Voilà donc un peu plus de dix ans que les théories disent quelque chose de "l'avant" et de "l'en dehors"... "Même si ces modèles sont encore incomplets, ils sont désormais suffisamment matures pour qu’on prenne leurs prévisions au sérieux, affirme Martin Bojowald, de l'université de Pennsylvanie, grand artisan de la cosmologie issue de la gravitation quantique à boucles. Désormais, la balle est de nouveau dans le champ observationnel". Une balle rattrapée au rebond par le satellite Planck ! De quoi mettre en émoi la petite communauté de cosmologistes versés dans l’étude de l’au-delà : le champ observationnel est en passe de prendre la parole sur ces questions transcendantes. “Planck est notre meilleure chance d’accéder à des univers paralléles”, avoue, impatient, Leonard Susskind (Stanford), à l'origine du concept de "multivers" (l'ensemble de tous les univers possibles). "On ne fera peut-être pas d'observation définitive, mais on pourra peut-être donner des indications qui favoriseront une théorie plutôt qu’une autre, prévient Aurélien Barrau, au Laboratoire de physique subatomique et de cosmologie, à Grenoble. Au moins, on ne peut plus affirmer que les questions du pré-big bang ou du multivers ne sont pas scientifiques !
Bienvenue, donc, à l'exocosmologie. Certes, le chemin est encore long et semé d'embuches... Il est possible que Planck ne voie rien de tangible quant à la question de l'au-delà. "Les signaux dont il s'agit sont d'une intensité minuscule, rappelle Damour. Qui sait s'ils ne resteront pas noyés dans le bruit de fond de l'Univers"...

UNE DISCIPLINE FORCÉMENT A PART

Dans ce cas, il faudrait attendre l’éventuelle construction de LISA, un interféromètre spatial capable d’observer directement les ondes gravitationnelles primordiales, voire ses successeurs, pour obtenir des détails plus précis sur les fluctuations de ces ondes. Quoi qu’il en soit, l'exocosmologie, comme la cosmologie d’ailleurs, restera toujours une discipline à part.
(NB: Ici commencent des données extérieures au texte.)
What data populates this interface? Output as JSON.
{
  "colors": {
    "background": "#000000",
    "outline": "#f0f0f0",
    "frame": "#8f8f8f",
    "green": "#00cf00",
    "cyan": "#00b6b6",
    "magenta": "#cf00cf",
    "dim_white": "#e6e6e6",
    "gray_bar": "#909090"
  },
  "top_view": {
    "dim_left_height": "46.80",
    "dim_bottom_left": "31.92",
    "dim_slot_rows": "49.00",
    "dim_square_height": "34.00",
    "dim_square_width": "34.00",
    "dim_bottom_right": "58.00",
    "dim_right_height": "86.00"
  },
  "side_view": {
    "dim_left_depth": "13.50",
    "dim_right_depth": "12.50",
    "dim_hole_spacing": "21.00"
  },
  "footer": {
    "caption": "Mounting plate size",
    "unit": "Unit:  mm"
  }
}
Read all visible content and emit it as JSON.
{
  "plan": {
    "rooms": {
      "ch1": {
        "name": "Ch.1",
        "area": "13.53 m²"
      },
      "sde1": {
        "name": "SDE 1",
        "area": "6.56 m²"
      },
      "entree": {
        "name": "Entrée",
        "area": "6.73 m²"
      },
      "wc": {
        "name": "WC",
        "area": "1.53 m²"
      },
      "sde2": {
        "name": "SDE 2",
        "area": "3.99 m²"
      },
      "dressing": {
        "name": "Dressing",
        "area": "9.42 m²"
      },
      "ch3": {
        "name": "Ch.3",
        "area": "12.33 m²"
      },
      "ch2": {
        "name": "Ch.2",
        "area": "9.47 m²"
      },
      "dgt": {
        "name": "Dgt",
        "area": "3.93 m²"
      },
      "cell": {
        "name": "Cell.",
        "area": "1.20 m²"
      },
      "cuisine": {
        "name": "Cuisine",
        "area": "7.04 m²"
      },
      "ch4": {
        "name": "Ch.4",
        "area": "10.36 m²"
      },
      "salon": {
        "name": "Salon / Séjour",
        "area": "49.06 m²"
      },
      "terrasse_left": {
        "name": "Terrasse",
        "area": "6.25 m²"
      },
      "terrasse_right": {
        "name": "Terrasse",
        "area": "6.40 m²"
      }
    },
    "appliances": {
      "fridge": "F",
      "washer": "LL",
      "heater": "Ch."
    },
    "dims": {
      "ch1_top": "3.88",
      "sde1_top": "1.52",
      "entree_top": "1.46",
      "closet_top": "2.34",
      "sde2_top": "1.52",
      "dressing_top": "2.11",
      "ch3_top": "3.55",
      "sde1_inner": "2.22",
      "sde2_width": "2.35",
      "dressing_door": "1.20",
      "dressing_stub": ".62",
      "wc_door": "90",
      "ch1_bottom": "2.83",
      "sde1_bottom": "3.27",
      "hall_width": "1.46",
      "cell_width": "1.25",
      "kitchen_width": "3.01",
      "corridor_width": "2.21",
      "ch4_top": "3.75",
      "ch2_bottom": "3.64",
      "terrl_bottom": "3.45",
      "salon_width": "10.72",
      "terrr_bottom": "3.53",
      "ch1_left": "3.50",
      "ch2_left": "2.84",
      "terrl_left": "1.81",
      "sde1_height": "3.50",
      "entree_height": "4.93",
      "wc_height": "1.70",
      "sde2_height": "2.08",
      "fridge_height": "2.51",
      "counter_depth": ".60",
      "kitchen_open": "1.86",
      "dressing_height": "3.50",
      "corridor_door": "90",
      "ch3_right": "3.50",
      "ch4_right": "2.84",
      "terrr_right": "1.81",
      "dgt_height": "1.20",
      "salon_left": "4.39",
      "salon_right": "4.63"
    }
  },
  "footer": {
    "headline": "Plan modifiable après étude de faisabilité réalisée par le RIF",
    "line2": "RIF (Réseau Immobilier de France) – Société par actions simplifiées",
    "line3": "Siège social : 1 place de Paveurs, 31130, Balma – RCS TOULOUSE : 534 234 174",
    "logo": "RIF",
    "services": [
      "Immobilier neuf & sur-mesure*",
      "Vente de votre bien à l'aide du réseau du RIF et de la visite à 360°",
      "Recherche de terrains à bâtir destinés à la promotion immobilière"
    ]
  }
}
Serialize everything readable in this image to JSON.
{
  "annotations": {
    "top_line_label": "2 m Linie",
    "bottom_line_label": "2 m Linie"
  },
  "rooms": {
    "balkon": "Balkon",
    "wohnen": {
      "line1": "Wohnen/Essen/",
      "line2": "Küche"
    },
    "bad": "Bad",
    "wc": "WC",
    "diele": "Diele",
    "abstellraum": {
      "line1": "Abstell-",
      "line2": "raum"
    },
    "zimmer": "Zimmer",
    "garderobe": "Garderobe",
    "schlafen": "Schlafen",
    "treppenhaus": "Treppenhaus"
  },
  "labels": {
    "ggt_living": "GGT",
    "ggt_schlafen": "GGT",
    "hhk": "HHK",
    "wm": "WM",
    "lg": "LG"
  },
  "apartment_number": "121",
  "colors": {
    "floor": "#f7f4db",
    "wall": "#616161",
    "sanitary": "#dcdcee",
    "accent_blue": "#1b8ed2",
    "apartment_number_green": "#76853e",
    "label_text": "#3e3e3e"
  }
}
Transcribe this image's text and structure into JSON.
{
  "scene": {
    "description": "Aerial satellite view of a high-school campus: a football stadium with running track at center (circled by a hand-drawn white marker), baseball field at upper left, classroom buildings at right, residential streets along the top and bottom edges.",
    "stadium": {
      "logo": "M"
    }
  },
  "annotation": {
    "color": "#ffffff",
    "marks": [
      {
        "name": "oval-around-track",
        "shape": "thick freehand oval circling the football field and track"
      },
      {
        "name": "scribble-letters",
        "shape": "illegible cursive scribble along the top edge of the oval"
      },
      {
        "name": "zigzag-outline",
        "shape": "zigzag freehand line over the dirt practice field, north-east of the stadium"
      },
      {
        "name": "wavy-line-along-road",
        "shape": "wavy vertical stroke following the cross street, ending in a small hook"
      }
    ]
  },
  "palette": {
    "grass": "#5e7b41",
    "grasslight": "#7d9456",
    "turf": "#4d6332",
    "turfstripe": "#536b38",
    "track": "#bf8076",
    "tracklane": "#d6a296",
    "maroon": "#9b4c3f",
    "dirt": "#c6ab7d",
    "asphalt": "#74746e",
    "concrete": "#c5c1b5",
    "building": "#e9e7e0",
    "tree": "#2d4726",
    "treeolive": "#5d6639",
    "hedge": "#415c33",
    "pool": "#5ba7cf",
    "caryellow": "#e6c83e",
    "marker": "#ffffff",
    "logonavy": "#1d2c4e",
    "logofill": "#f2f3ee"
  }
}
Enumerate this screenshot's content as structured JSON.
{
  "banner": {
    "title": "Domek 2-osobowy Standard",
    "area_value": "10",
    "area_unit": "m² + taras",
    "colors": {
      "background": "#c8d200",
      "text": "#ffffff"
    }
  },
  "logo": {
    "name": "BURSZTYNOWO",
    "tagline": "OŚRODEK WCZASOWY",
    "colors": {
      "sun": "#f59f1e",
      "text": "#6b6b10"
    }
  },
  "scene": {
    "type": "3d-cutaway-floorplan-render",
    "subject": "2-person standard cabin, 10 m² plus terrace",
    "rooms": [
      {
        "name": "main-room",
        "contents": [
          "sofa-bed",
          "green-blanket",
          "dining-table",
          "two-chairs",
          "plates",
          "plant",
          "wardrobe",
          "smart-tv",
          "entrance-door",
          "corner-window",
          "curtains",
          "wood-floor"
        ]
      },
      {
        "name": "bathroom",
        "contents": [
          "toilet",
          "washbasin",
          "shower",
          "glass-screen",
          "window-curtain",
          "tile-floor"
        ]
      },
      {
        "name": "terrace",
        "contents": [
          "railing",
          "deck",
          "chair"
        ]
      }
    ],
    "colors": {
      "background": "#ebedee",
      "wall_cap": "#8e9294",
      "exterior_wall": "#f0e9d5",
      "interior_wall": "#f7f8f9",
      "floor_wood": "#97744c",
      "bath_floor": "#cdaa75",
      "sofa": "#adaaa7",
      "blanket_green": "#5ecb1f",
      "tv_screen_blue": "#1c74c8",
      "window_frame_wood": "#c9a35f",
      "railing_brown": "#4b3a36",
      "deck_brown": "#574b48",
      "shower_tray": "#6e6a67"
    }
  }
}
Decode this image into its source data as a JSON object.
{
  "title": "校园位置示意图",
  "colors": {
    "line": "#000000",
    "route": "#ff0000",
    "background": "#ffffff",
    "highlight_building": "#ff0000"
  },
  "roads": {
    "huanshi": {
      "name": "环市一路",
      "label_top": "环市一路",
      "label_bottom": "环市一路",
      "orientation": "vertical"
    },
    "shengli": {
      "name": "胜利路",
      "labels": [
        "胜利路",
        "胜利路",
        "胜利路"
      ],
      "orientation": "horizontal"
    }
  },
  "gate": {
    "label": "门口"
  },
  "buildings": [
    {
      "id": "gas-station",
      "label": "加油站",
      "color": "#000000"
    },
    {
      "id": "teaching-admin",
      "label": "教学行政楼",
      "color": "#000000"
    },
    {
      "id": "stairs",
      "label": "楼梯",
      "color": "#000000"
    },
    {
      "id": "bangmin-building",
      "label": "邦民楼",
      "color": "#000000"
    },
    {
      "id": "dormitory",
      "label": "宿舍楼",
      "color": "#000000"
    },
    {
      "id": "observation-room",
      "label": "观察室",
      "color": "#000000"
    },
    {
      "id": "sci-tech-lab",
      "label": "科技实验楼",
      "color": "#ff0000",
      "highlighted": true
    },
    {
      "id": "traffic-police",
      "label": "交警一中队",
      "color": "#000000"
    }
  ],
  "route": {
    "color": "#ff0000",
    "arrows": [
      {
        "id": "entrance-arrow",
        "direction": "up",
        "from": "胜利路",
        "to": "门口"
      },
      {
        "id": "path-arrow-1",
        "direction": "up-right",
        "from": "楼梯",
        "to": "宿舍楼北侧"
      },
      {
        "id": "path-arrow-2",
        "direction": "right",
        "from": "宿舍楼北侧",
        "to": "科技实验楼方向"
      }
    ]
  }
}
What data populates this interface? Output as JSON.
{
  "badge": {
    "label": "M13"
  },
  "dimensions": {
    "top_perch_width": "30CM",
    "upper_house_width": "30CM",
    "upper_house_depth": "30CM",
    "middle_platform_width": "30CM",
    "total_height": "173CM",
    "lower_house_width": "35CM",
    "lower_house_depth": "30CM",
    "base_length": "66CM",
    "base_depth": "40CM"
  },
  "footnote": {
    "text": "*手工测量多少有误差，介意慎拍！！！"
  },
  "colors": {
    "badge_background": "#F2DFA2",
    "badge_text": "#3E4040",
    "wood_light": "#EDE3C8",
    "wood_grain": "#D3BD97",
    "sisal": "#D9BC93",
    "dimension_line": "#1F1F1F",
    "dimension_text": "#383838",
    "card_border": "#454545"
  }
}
Comme l'explique Dan Israel, à l'Institut d’astrophysique de Paris, "contrainement aux sciences expérimentales, comme la physique ou la chimie, où l'on peut réitérer autant de fois que nécessaire une expérience, nous ne disposons que d'un seul Univers ! Alors comment être sûr qu'un signal observé est bien la conséquence observationnelle d’un scénario théorique, et non, tout simplement, une fluctuation statistique sans signification particulière ? Lorsqu’on tire à pile ou face une seule fois, il est impossible de dire si la pièce est truquée ou non...
Mais rappelons-nous qu’il y a moins de 150 ans, le savant et philosophe Auguste Comte exhortait les scientifiques à ne point parler de l’Univers, sous peine de confondre idéologie et connaissance. Et qu'il a fallu attendre 1915 et l’avènement de la théorie de la relativité générale pour que l’Univers devienne un objet scientifique, puis les années 1960 pour que les spéculations sur le cosmos se confrontent à des observations irréfutables. Bref, pour s’imposer, il aura fallu à la cosmologie pas moins d’un demi-siècle. L'exocosmologie, elle, n’en est qu'au début du chemin.